Le bilan qui peut aujourd'hui être dressé à propos
d'une éventuelle politique communautaire menée par les
organes de la Communauté est par conséquent très
faible.
Serait-ce par volonté de compenser ces lacunes que l'adoption
de l'accord complémentaire de Schengen a été présentée
comme une étape déterminante dans la construction du Marché
commun prévu pour le 31 décembre 1992 ?
Afin de tenter de répondre à cette question, il convient
tout d'abord de mesurer la portée réelle de cette Convention
par rapport au droit communautaire positif, indépendamment de
toute la publicité qui lui a été accordée.

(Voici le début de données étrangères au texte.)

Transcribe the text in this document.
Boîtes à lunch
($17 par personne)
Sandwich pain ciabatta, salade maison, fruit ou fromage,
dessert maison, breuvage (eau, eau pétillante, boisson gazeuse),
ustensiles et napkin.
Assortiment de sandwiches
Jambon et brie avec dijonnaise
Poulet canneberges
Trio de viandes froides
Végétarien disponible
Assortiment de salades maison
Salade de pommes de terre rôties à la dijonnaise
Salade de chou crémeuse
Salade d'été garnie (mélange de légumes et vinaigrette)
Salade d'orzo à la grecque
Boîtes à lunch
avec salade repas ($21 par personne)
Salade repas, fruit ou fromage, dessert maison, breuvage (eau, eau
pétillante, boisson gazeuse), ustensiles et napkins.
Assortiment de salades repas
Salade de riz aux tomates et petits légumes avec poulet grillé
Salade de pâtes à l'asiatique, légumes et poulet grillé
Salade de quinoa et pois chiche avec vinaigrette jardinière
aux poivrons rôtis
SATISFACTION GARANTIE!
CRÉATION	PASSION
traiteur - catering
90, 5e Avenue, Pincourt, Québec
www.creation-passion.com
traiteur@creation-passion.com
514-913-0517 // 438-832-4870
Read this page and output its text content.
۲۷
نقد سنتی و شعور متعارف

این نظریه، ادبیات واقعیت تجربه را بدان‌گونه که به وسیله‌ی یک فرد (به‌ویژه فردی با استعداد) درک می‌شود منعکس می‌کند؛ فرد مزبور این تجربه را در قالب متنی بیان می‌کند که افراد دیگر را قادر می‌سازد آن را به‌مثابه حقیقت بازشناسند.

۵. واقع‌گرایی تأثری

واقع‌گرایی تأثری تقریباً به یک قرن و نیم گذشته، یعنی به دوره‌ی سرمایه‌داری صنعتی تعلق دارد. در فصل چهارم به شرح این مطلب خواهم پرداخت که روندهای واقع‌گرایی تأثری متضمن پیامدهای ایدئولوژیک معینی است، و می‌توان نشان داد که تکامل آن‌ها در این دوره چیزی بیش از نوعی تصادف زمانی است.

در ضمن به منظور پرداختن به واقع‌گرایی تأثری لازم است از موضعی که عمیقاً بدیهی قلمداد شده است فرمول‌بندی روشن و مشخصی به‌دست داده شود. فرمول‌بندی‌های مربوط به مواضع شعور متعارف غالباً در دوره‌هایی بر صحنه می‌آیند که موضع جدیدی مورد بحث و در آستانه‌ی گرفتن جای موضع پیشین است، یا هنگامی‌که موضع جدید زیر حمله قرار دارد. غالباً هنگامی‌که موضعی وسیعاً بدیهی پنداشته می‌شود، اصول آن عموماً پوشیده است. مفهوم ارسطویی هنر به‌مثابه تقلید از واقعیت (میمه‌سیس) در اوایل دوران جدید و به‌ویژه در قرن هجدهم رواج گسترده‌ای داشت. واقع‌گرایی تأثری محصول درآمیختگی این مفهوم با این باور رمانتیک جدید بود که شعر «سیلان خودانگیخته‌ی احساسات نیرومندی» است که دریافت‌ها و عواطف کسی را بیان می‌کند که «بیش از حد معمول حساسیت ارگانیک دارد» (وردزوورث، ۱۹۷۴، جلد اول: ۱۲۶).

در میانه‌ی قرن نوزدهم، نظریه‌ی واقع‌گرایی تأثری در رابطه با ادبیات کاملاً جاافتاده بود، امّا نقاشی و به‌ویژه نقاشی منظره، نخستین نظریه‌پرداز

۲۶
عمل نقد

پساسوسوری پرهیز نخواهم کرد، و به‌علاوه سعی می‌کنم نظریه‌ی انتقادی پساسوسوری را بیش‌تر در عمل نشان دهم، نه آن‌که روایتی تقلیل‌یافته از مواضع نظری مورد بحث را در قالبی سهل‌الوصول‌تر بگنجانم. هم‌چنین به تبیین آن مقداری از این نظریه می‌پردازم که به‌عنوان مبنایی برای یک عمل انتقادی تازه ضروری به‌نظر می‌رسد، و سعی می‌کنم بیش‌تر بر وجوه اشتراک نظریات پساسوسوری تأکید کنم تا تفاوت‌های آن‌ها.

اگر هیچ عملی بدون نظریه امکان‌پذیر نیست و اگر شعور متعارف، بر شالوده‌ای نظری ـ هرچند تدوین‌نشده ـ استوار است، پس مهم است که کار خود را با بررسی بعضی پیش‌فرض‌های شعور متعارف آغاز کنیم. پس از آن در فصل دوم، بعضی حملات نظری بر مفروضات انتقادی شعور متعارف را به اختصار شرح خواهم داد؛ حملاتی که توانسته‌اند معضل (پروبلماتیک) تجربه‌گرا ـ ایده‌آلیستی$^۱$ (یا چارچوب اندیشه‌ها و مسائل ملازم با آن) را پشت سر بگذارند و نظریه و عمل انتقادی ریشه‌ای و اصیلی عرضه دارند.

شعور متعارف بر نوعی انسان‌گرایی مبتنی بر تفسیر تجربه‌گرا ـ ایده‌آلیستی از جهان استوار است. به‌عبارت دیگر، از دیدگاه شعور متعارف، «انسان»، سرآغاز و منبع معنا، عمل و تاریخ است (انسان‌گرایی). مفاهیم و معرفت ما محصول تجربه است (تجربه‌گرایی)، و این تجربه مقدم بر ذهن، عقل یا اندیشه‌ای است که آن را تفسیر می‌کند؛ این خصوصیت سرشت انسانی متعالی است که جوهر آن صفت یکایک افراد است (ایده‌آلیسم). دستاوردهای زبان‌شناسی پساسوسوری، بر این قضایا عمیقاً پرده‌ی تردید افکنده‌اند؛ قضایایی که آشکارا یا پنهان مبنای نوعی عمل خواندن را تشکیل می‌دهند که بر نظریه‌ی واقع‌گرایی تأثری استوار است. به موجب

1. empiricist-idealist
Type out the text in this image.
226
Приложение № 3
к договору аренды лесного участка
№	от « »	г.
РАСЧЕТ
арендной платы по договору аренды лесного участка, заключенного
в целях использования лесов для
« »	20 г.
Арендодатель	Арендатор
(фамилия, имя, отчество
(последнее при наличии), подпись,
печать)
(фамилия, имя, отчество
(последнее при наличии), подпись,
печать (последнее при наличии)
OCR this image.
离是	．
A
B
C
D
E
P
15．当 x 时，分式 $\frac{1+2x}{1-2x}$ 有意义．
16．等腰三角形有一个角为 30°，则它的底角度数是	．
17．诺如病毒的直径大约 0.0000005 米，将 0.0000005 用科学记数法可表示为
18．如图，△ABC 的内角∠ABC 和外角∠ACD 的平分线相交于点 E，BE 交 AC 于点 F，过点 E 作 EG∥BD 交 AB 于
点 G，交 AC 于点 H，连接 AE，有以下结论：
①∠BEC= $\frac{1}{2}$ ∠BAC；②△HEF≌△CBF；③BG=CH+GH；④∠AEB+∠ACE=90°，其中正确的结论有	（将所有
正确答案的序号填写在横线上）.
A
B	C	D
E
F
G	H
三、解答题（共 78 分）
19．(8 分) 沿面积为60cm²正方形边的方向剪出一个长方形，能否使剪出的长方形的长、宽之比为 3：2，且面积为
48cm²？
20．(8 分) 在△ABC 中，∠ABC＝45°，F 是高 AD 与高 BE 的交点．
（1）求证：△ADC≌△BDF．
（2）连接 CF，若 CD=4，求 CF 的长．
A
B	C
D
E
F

L'adoption de normes communautaires est régie par des règles
spécifiques figurant au Traité de Rome, indépendantes
de celles normalement suivies au cours de la conclusion d'accords internationaux
classiques.
En effet, la procédure est marquée par une collaboration
étroite entre les différents organes communautaires, certains
représentant les intérêts des États membres
(le Conseil, notamment), d'autres uniquement ceux de la Communauté
prise dans son ensemble (la Commission, principalement). Enfin, la participation
d'autres instances, telles que le Parlement européen, est obligatoire,
même si son rôle est purement consultatif.
Depuis l'adoption de l'Acte unique européen, la plupart des
décisions sont prises à la majorité qualifiée,
en tenant compte d'une pondération des voix en fonction de l'importance
de la population des États membres, mais certaines matières
restent cependant soumises à la règle de l'unanimité,
notamment la libre circulation des personnes.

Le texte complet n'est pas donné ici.